AZ OBSITOS
T. int.: The Soldier on Leave. Scen.: da una pièce di Károly Bakonyi. F.: Béla Zsitkovszky. Int.: Ilona Mattyasovszky (Juliska), Attila Petheő (Gyuri), Ottó Torday (András), Juci Boyda (Málcsika), Margit Papír (Málcsika da giovane), Ágh Ilona Veszpréminé (madre di Gyuri), János Komjáthy (Mózsi Buzogány), Gusztáv Vándory (Józsi). Prod.: Astra Film Budapest. 35mm (blow-up from a 17,5mm print). Bn
Film Notes
The literary source was a play adapted from an operetta that had great success before WWI in Hungary, but also played in Vienna and in the USA. The film takes place in a village and on the front lines; the plot was well-known. A lovelorn young man leaves his parental home, his mother and beautiful sister.
He becomes a soldier, fights for years and in the meantime meets a fellow soldier who is his double and stays with him until the very last moment. This friend wants to bring the news about the protagonist’s death home, but the family mistakes him for their son, not knowing he is already dead. The film is a bold indictment of the war. At the beginning and the end, the angel of peace appears at the front to reconcile the soldiers fighting against each other. Surprisingly, it presents the war as if it had already ended.

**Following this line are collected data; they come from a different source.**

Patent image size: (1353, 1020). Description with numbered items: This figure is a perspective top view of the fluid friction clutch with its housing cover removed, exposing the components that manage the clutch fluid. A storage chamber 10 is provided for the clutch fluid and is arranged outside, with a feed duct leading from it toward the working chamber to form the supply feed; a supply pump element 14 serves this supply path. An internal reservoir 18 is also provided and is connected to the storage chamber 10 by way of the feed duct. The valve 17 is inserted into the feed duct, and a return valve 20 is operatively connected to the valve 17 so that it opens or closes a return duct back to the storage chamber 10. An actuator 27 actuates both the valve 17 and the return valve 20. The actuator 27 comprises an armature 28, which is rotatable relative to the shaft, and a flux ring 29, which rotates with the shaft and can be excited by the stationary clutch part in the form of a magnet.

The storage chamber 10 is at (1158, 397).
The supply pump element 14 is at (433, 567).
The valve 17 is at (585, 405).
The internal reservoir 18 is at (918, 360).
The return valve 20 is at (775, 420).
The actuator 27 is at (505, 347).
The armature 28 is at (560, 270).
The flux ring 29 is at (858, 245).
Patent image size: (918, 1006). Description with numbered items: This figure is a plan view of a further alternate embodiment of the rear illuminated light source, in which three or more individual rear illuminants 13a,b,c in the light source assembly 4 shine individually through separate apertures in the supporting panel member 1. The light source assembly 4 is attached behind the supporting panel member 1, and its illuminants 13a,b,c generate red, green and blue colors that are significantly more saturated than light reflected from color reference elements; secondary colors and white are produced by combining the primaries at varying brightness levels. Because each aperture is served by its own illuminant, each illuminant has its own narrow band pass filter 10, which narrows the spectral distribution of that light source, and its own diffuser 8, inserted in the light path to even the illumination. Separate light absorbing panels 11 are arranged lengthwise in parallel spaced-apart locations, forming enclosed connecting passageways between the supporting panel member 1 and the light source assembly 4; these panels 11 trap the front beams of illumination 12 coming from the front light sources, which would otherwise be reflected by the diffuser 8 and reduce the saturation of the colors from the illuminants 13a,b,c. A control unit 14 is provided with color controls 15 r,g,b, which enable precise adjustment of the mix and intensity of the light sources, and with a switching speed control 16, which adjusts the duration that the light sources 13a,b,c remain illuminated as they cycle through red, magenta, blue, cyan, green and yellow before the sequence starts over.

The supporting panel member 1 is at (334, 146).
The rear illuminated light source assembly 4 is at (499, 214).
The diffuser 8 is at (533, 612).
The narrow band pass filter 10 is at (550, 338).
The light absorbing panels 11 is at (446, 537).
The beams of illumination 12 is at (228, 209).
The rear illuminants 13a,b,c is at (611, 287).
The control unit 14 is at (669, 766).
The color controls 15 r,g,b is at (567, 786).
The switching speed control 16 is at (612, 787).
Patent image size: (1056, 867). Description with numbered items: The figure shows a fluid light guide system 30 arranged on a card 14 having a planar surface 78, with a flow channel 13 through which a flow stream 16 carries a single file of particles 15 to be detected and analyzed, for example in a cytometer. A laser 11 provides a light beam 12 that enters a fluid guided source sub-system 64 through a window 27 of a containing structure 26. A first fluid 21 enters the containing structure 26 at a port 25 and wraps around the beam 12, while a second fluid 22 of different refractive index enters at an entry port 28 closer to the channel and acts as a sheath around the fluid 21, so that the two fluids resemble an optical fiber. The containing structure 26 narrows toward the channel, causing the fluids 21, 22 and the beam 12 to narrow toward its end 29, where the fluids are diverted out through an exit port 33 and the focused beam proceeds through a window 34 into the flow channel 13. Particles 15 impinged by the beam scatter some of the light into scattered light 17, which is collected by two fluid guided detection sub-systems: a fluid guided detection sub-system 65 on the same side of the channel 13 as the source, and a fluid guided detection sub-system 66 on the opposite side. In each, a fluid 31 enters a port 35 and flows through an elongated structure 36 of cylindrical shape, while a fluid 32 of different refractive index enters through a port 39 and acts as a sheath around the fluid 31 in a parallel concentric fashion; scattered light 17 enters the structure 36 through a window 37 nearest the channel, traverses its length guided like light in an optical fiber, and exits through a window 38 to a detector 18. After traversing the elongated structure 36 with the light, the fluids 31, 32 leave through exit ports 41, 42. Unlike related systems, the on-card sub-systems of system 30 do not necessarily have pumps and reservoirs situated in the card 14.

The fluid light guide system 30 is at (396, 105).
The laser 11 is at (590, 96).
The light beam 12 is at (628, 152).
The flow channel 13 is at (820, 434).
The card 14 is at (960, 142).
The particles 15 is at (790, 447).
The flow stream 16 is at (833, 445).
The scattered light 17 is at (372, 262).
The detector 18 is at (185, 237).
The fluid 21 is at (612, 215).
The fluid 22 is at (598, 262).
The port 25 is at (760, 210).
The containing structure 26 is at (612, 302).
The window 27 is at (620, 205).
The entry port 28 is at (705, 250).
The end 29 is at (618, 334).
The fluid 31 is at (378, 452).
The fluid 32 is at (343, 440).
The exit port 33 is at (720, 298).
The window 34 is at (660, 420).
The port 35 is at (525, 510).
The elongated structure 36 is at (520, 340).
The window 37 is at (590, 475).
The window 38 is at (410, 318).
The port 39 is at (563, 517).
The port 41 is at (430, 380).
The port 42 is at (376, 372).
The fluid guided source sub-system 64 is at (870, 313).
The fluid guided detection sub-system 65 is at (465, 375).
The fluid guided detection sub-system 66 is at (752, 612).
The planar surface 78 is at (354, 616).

The director was a disabled soldier and this was one of his first films. His male protagonists are also veterans; one of them served on the front lines in Italy and France. With few exceptions, the scenes were shot outdoors, not in a studio, which created a sensation at the time. There was nothing artificial about the actors as some of them stood before the cameras without any previous experience. This sometimes leads us to feel as if we were watching an early neorealist film.
The film survived in a 17.5 mm Pathé Rural print, making the film restoration very difficult in the late 1980’s, when technologies were considerably less advanced then today. The print we are presenting is therefore far from being perfect. This film marked the beginning of the restoration of silent films in the Hungarian National Film Archive and the print is far from perfect.